3 Jeden z naszych braci przeżył następujące doświadczenie: Podczas pracy od domu do domu na wsi spotkał mężczyznę, który go zwymyślał i wyrzucił za drzwi. Na drugi rok opracowywał tę samą wioskę i znów spotkał tego człowieka. Obaj zaraz się poznali. Mężczyzna był zażenowany i najwidoczniej wstydząc się swego poprzedniego zachowania wysłuchał świadectwa, po czym powiedział: „Od tego czasu, jak Pan był u nas, dużo się zmieniło. Moja żona została świadkiem Jehowy. Nie mogę ścierpieć, że ona chodzi na te wasze zebrania. Co ona tam robi poza domem?” Na to brat zaprosił go na wykład biblijny, jaki miał wygłosić tego popołudnia w miejscowym zborze. Mężczyzna zaczął się wymawiać, że jest nie ogolony, nie przygotowany, a wreszcie, że jest niegodny, by tam pójść. W końcu gdy brat zapytał, czy ma go ogolić, zgodził się przyjść. Za godzinę brat wstąpił po niego i poszli. Od tamtego czasu przestał przeszkadzać żonie i nie zabraniał jej chodzenia na zebrania. Nie chciał się jednak zgodzić, żeby ktoś go odwiedził. Tak upłynął dalszy rok. Wybierając się na odwiedziny do braci w tym terenie, brat postanowił odwiedzić po raz trzeci tego człowieka. Wybrał się razem z siostrą z miejscowego zboru. Na ich widok człowiek ten bardzo się ucieszył. Po przedstawieniu mu, jak wygląda sytuacja na świecie w świetle proroctw biblijnych, zgodził się na studium biblijne na podstawie ks. Prawda. W taki to sposób wytrwałość i życzliwość zatryumfowała nad uprzedzeniem.

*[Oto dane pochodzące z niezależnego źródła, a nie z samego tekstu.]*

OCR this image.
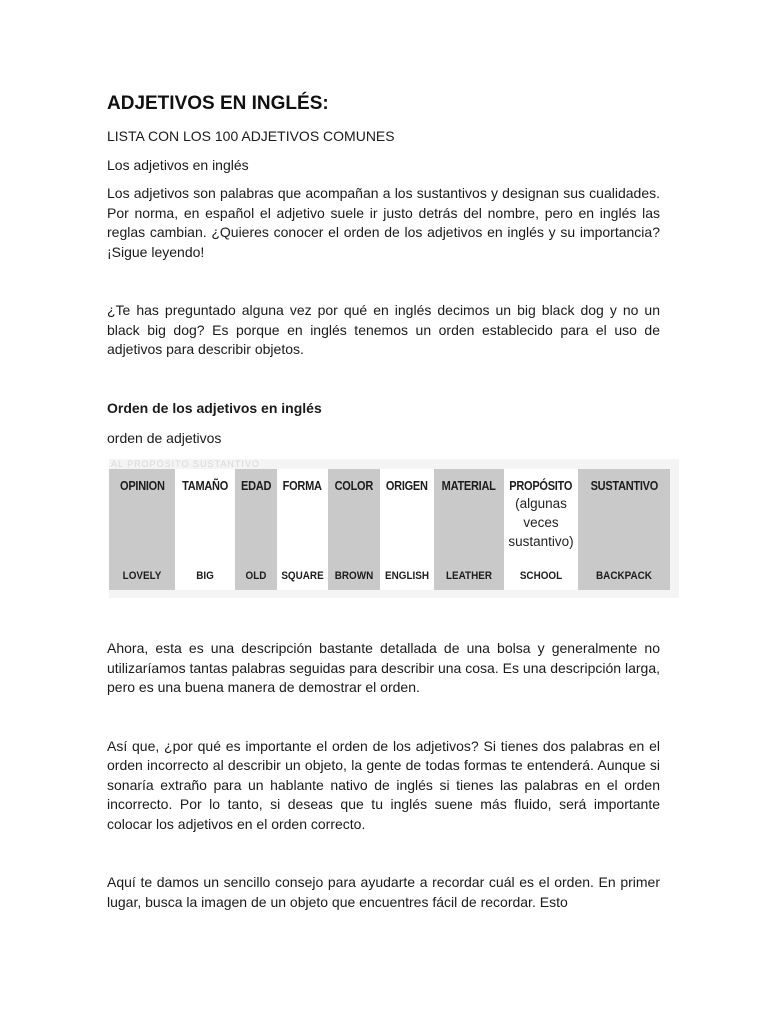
ADJETIVOS EN INGLÉS:

LISTA CON LOS 100 ADJETIVOS COMUNES

Los adjetivos en inglés

Los adjetivos son palabras que acompañan a los sustantivos y designan sus cualidades. Por norma, en español el adjetivo suele ir justo detrás del nombre, pero en inglés las reglas cambian. ¿Quieres conocer el orden de los adjetivos en inglés y su importancia? ¡Sigue leyendo!

¿Te has preguntado alguna vez por qué en inglés decimos un big black dog y no un black big dog? Es porque en inglés tenemos un orden establecido para el uso de adjetivos para describir objetos.

Orden de los adjetivos en inglés

orden de adjetivos

AL PROPÓSITO SUSTANTIVO
OPINION
LOVELY
TAMAÑO
BIG
EDAD
OLD
FORMA
SQUARE
COLOR
BROWN
ORIGEN
ENGLISH
MATERIAL
LEATHER
PROPÓSITO
(algunas
veces
sustantivo)
SCHOOL
SUSTANTIVO
BACKPACK

Ahora, esta es una descripción bastante detallada de una bolsa y generalmente no utilizaríamos tantas palabras seguidas para describir una cosa. Es una descripción larga, pero es una buena manera de demostrar el orden.

Así que, ¿por qué es importante el orden de los adjetivos? Si tienes dos palabras en el orden incorrecto al describir un objeto, la gente de todas formas te entenderá. Aunque si sonaría extraño para un hablante nativo de inglés si tienes las palabras en el orden incorrecto. Por lo tanto, si deseas que tu inglés suene más fluido, será importante colocar los adjetivos en el orden correcto.

Aquí te damos un sencillo consejo para ayudarte a recordar cuál es el orden. En primer lugar, busca la imagen de un objeto que encuentres fácil de recordar. Esto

4 Pewna siostra pisze: „W pracy od drzwi do drzwi spotkałam małżeństwo, które wprawdzie wysłuchało świadectwa, ale nie okazało większego zainteresowania. Postanowiłam wytrwale ich odwiedzać. Odwiedziny wypadały jednak nieregularnie, bo często nie zapraszali nas do mieszkania albo zastawaliśmy drzwi zamknięte. Starałam się jednak nie zniechęcać i zawsze przygotowywałam dla nich coś ciekawego, uwzględniając ich potrzeby. Metoda ta przyniosła wyniki. Teraz ludzie ci sprawiają mi dużo radości. Czekają już na mnie, a gdy przychodzę, zostawiają wszystko i siadamy do studium. Żona zaczęła już uczęszczać na zebrania zborowe”. Również to doświadczenie uczy nas, że powinniśmy okazywać cierpliwość ludziom, którzy z początku reagują niechętnie.

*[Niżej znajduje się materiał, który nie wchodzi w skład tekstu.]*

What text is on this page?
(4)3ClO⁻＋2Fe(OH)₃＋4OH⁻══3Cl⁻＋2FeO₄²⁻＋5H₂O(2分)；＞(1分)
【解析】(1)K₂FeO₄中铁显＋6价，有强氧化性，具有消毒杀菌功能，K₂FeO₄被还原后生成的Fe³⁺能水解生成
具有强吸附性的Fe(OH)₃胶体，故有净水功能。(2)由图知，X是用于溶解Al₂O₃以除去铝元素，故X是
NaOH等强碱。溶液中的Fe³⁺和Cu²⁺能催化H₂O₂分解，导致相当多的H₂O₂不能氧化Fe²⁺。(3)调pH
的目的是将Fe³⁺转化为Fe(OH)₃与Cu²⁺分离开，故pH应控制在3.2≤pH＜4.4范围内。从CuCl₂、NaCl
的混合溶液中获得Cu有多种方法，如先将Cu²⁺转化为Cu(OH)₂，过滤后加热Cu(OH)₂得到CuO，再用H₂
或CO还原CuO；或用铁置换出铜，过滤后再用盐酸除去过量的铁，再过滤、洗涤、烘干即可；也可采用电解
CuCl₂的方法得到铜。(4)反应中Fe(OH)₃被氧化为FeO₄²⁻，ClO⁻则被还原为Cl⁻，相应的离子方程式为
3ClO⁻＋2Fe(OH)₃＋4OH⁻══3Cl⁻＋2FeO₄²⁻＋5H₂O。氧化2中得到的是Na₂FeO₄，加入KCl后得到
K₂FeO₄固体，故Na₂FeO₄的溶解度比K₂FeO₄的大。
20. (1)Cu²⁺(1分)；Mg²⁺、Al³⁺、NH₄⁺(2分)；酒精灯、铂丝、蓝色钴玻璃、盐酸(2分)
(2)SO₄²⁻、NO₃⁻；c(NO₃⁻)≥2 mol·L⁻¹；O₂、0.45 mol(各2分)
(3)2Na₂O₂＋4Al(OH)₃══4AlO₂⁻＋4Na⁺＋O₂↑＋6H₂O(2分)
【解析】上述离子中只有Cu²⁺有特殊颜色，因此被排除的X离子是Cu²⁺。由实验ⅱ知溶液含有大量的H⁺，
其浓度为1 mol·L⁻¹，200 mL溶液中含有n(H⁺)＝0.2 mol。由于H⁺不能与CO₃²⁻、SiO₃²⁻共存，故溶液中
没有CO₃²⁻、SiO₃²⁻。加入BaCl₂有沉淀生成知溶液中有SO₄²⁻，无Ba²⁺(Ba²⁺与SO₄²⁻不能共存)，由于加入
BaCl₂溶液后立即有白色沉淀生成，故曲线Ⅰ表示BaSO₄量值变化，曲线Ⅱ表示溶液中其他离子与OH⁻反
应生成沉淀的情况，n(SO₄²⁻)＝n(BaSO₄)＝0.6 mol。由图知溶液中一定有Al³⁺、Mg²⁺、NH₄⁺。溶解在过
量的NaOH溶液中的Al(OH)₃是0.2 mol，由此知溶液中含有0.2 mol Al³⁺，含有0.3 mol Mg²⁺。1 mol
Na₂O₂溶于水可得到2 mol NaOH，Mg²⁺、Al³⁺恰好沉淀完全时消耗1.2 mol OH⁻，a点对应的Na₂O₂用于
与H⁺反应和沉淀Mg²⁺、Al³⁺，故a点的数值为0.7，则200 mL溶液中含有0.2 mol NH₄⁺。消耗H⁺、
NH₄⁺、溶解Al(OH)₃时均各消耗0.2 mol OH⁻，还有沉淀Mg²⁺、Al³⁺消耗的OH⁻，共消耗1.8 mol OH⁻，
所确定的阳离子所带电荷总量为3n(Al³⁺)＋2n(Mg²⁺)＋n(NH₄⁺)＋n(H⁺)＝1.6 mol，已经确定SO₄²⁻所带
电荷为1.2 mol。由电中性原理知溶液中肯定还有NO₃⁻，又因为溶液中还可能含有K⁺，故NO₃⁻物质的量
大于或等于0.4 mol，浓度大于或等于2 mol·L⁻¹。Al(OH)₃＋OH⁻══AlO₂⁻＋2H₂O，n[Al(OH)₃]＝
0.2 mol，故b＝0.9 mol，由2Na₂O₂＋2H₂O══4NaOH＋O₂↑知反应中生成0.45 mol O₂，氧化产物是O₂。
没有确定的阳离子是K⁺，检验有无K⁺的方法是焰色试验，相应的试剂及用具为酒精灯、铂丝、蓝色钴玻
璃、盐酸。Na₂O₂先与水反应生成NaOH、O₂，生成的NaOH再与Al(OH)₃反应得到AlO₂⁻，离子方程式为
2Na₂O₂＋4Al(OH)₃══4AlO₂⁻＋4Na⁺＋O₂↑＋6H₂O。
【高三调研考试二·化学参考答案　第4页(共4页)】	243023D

5 Może z powodu niedomagań fizycznych twoja służba kaznodziejska ogranicza się do pisania listów lub świadczenia przygodnego. Ani przez chwilę nie myśl wtedy, że twoja praca jest daremna (1 Kor. 15:58). Często inni bracia pracujący w sąsiedztwie twego domu słyszą pochwały pod twoim adresem w związku z twoim właściwym zachowaniem i pięknymi czynami. Salomon powiedział: „Rano siej swoje ziarno i do wieczora nie pozwól spocząć swej ręce, bo nie wiesz, czy wzejdzie jedno czy drugie, czy też są jednakowo dobre”. — Eklez. 11:6.
6 A zatem wytrwałość i cierpliwość w spełnianiu woli Jehowy ma wielkie znaczenie. Najważniejszą rzeczą jest dzisiaj, żebyśmy byli bez reszty pochłonięci spełnianiem woli Bożej i całkowicie oddani Jego słusznej sprawie.